So back to striking gold: I discovered Hans Bauer while digging through the dark and dusty proverbial alleyways of the internet with only the intention of possibly getting some words from the dude that once wrote a screenplay about a giant snake. But, what I got was so much more. I got some beautiful insight that is on par with the insight and surprise I received from the likes of Frederic Raphael over 3 years ago. I got brilliance, and I am so happy to share it with you fine folks. This man is a writer’s writer, and I definitely don’t mean that in an insulting way. I really dig Mr. Bauer, especially after how he handles my unfortunate use of autocorrect and made him a transplant to America from a country even further away than he actually came (read below, you’ll understand and remember that I am a very simple man). So please enjoy some great words from one of my new favorite writers of anything, Mr. Hans Bauer!

 

How did you get into the world of screenwriting? What inspired you to get into the business?

As a fluke, really. I’d gone to San Francisco with a vague idea of starting a life there. Unable to find an affordable apartment, I thought I’d give LA a try. The day I moved in, the guy below me was moving out; he’d sold a script and was able to afford a house. So it hit me: I’d take a shot at this thing called screenwriting. I got very lucky, very quickly, was hired to write some scripts, optioned a few of my own. Most were sold off pitches, which I quickly realized was my strong suite. If they wanted the idea, they had to give me first crack at the screenplay, always with the implied understanding that I’d likely get booted as soon as I fulfilled my obligation. Point being, producers REALLY LIKED THE IDEAS. It did, however, take another two decades to actually get something made.

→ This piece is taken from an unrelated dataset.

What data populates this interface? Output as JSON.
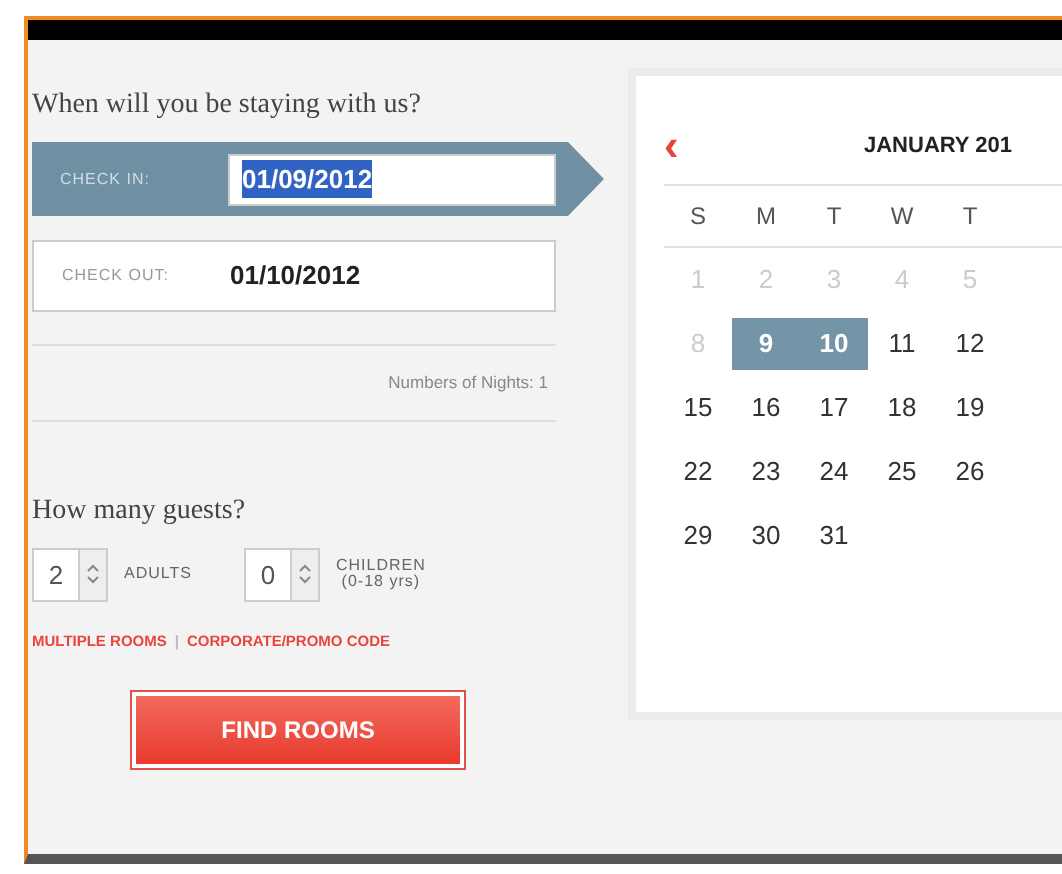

You penned the screenplay to the severely underrated 1997 suspense film Anaconda, which I honestly enjoyed very much. Can you tell us a bit about what inspired you to write this script?

Thanks. Anaconda was, in part, inspired by a misunderstanding. Once in a while I’d see a nature film that featured an anaconda, so, obviously I paid attention. How could you not?  It’s a giant snake, for Christ’s sake, there’s got to be a movie there. The misunderstanding had to do with the original King Kong. Looking at a grainy print, I saw the giant ape battling a giant snake, and how cool is that? Years later, when viewing a cleaned up print, it turned out I was wrong: Kong wasn’t battling a snake, but a giant lizard. That time I was able to make out the little lizard feet. Anyway, that’s how it happened.

Anaconda is not a film I’m thrilled about, meaning it has very little to do with the story I scripted. Mine had nothing to do with a National Geographic team looking for a lost Indian tribe, which, if you ask me, is bullshit. The fact that it found a global audience and became a brand has much to do with the studio hiring actors who covered almost every known demographic. That’s my theory.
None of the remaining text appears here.